Intestinal homeostasis is tightly regulated by the orchestrated actions of a multitude of cell types, including enterocytes, goblet cells, and immune cells. Disruption of intestinal barrier function can increase susceptibility to pathogen invasion and destabilize commensal microbial-epithelial–immune interaction, manifesting in various intestinal and systemic pathologies. However, a quantitative understanding of how these cell types communicate and collectively contribute to tissue function in health and disease is lacking. Here, we utilized a human intestinal epithelial-dendritic cell model and multivariate analysis of secreted factors to investigate the cellular crosstalk in response to physiological and/or pathological cues (e.g., endotoxin, nonsteroidal anti-inflammation drug (NSAID)). Specifically, we demonstrated that treatment with diclofenac (DCF), an NSAID commonly used to treat inflammation associated with acute infection and other conditions, globally suppressed cytokine secretion when dosed in isolation.

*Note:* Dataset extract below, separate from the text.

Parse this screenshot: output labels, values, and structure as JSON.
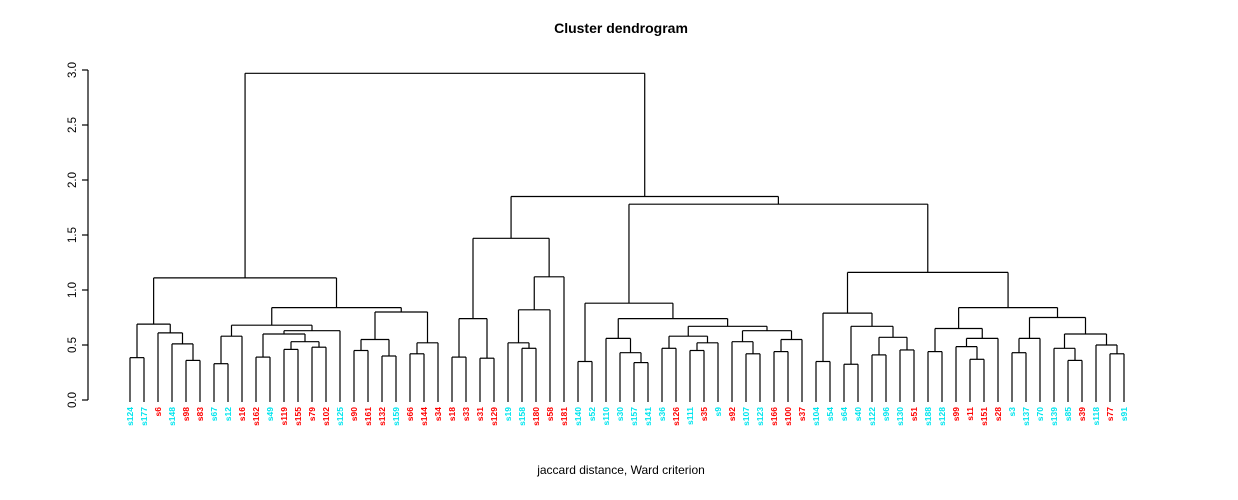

However, the disruption of barrier function induced by DCF allowed for luminal lipopolysaccharide (LPS) translocation and activation of resident immune cells that overrode the anti-inflammatory influence of DCF. DCF-facilitated inflammation in the presence of LPS was in part mediated by upregulation of macrophage migration inhibitory factor (MIF), an important regulator of innate immunity. However, while neutralization of MIF activity normalized inflammation, it did not lead to intestinal healing. Our data suggest that systems-wide suppression of inflammation alone is insufficient to achieve mucosal healing, especially in the presence of DCF, the target of which, the COX-prostaglandin pathway, is central to mucosal homeostasis. Indeed, DCF removal postinjury enabled partial recovery of intestinal epithelium functions, and this recovery phase was associated with upregulation of a subset of cytokines and chemokines, implicating their potential contribution to intestinal healing. The results highlight the utility of an intestinal model capturing immune function, coupled with multivariate analysis, in understanding molecular mechanisms governing response to microbial factors, supporting application in studying host–pathogen interactions.